Brolucizumab is a humanized single-chain antibody fragment with enhanced tissue penetration and rapid clearance from systemic circulation. The structure results in a small molecule, 26 kDa, that allows for the inhibition of all isoforms of vascular endothelial growth factor (VEGF). Single-chain antibodies have been shown elsewhere to be suitable for high, less frequent doses that result in lower systemic exposure, which means that the treatment has the potential to reduce the burden of injections for patients.
The application for the new biologic is based on phase 3 data from 2 prospective, randomized, double-masked multicenter studies, both of which had noninferiority to fellow anti-VEGF agent aflibercept (Eylea) as a primary endpoint. The head-to-head trials demonstrated that the proposed biologic was effective at week 48 and was noninferior to aflibercept.
In terms of a secondary endpoint, brolucizumab outperformed aflibercept; in both studies, significantly fewer patients treated with brolucizumab had disease activity, as well as retinal fluid, versus patients treated with aflibercept.
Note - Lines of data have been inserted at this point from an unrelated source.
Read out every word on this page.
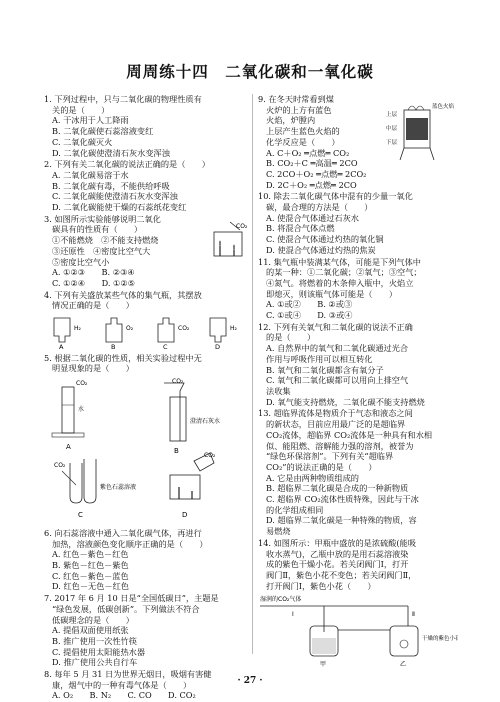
周周练十四　二氧化碳和一氧化碳
1. 下列过程中，只与二氧化碳的物理性质有
关的是（　　）
A. 干冰用于人工降雨
B. 二氧化碳使石蕊溶液变红
C. 二氧化碳灭火
D. 二氧化碳使澄清石灰水变浑浊
2. 下列有关二氧化碳的说法正确的是（　　）
A. 二氧化碳易溶于水
B. 二氧化碳有毒，不能供给呼吸
C. 二氧化碳能使澄清石灰水变浑浊
D. 二氧化碳能使干燥的石蕊纸花变红
3. 如图所示实验能够说明二氧化
碳具有的性质有（　　）
①不能燃烧　②不能支持燃烧
③还原性　④密度比空气大
⑤密度比空气小
A. ①②③　　B. ②③④
C. ①②④　　D. ①②⑤
CO₂
4. 下列有关盛放某些气体的集气瓶，其摆放
情况正确的是（　　）
H₂
A
O₂
B
CO₂
C
H₂
D
5. 根据二氧化碳的性质，相关实验过程中无
明显现象的是（　　）
CO₂
水
A
CO₂
澄清石灰水
B
CO₂
紫色石蕊溶液
C
CO₂
D
6. 向石蕊溶液中通入二氧化碳气体，再进行
加热，溶液颜色变化顺序正确的是（　　）
A. 红色－紫色－红色
B. 紫色－红色－紫色
C. 红色－紫色－蓝色
D. 红色－无色－红色
7. 2017 年 6 月 10 日是“全国低碳日”，主题是
“绿色发展，低碳创新”。下列做法不符合
低碳理念的是（　　）
A. 提倡双面使用纸张
B. 推广使用一次性竹筷
C. 提倡使用太阳能热水器
D. 推广使用公共自行车
8. 每年 5 月 31 日为世界无烟日，吸烟有害健
康，烟气中的一种有毒气体是（　　）
A. O₂　　B. N₂　　C. CO　　D. CO₂
9. 在冬天时常看到煤
火炉的上方有蓝色
火焰，炉膛内
上层产生蓝色火焰的
化学反应是（　　）
A. C＋O₂ ═点燃═ CO₂
B. CO₂＋C ═高温═ 2CO
C. 2CO＋O₂ ═点燃═ 2CO₂
D. 2C＋O₂ ═点燃═ 2CO
上层
中层
下层
蓝色火焰
10. 除去二氧化碳气体中混有的少量一氧化
碳，最合理的方法是（　　）
A. 使混合气体通过石灰水
B. 将混合气体点燃
C. 使混合气体通过灼热的氧化铜
D. 使混合气体通过灼热的焦炭
11. 集气瓶中装满某气体，可能是下列气体中
的某一种：①二氧化碳；②氧气；③空气；
④氮气。将燃着的木条伸入瓶中，火焰立
即熄灭，则该瓶气体可能是（　　）
A. ①或②　　B. ②或③
C. ①或④　　D. ③或④
12. 下列有关氧气和二氧化碳的说法不正确
的是（　　）
A. 自然界中的氧气和二氧化碳通过光合
作用与呼吸作用可以相互转化
B. 氧气和二氧化碳都含有氧分子
C. 氧气和二氧化碳都可以用向上排空气
法收集
D. 氧气能支持燃烧，二氧化碳不能支持燃烧
13. 超临界流体是物质介于气态和液态之间
的新状态，目前应用最广泛的是超临界
CO₂流体，超临界 CO₂流体是一种具有和水相
似、能阻燃、溶解能力强的溶剂，被誉为
“绿色环保溶剂”。下列有关“超临界
CO₂”的说法正确的是（　　）
A. 它是由两种物质组成的
B. 超临界二氧化碳是合成的一种新物质
C. 超临界 CO₂流体性质特殊，因此与干冰
的化学组成相同
D. 超临界二氧化碳是一种特殊的物质，容
易燃烧
14. 如图所示：甲瓶中盛放的是浓硫酸(能吸
收水蒸气)，乙瓶中放的是用石蕊溶液染
成的紫色干燥小花。若关闭阀门Ⅰ，打开
阀门Ⅱ，紫色小花不变色；若关闭阀门Ⅱ，
打开阀门Ⅰ，紫色小花（　　）
湿润的CO₂气体
Ⅰ	Ⅱ
甲	乙
干燥的紫色小花
· 27 ·
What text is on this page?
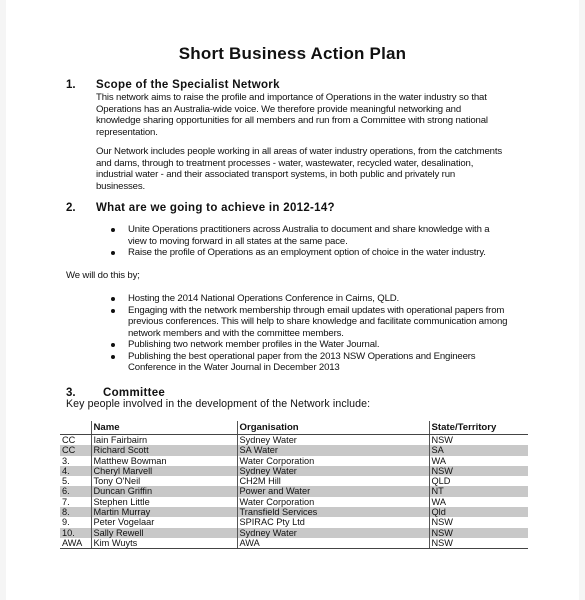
Short Business Action Plan
1. Scope of the Specialist Network

This network aims to raise the profile and importance of Operations in the water industry so that
Operations has an Australia-wide voice. We therefore provide meaningful networking and
knowledge sharing opportunities for all members and run from a Committee with strong national
representation.

Our Network includes people working in all areas of water industry operations, from the catchments
and dams, through to treatment processes - water, wastewater, recycled water, desalination,
industrial water - and their associated transport systems, in both public and privately run
businesses.

2. What are we going to achieve in 2012-14?
Unite Operations practitioners across Australia to document and share knowledge with a
view to moving forward in all states at the same pace.
Raise the profile of Operations as an employment option of choice in the water industry.
We will do this by;
Hosting the 2014 National Operations Conference in Cairns, QLD.
Engaging with the network membership through email updates with operational papers from
previous conferences. This will help to share knowledge and facilitate communication among
network members and with the committee members.
Publishing two network member profiles in the Water Journal.
Publishing the best operational paper from the 2013 NSW Operations and Engineers
Conference in the Water Journal in December 2013
3. Committee
Key people involved in the development of the Network include:
	Name	Organisation	State/Territory
CC	Iain Fairbairn	Sydney Water	NSW
CC	Richard Scott	SA Water	SA
3.	Matthew Bowman	Water Corporation	WA
4.	Cheryl Marvell	Sydney Water	NSW
5.	Tony O'Neil	CH2M Hill	QLD
6.	Duncan Griffin	Power and Water	NT
7.	Stephen Little	Water Corporation	WA
8.	Martin Murray	Transfield Services	Qld
9.	Peter Vogelaar	SPIRAC Pty Ltd	NSW
10.	Sally Rewell	Sydney Water	NSW
AWA	Kim Wuyts	AWA	NSW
Novartis’ filing for the anti-VEGF agent comes as biosimilars for anti-VEGF therapies are advancing; Republic of Korea-based Alteogen has recently secured a process patent for its aflibercept biosimilar, which it says has better resilience to high temperatures and a longer shelf-life than the innovator drug. Momenta and Mylan have entered a phase 3 pivotal trial of a biosimilar aflibercept candidate as of August 2018. Additionally, Coherus BioSciences is advancing an aflibercept candidate and a ranibizumab candidate, referencing the anti-VEGF agent Lucentis. Xbrane Biopharma and Samsung Bioepis are also both working on biosimilars of ranibizumab.
Finally, the FDA has approved a biosimilar bevacizumab (referencing Avastin), under the brand name Mvasi. While bevacizumab does not carry an indication for the treatment of eye disorders, it is routinely used off-label as an alternative to other, more expensive anti-VEGF agents in ophthalmology.
It remains to be seen whether brolucizumab will be able to differentiate itself from a bevy of potentially cost-saving anti-VEFG biosimilars with its superiority in terms of retinal fluid and the benefit of less frequent injections. However, what is clear is that Regeneron, maker of the brand-name aflibercept, would feel significant pressure from both the market entry of biosimilars referencing its product and the launch of a novel competitor, particularly if Novartis chooses to launch its product at an attractive price.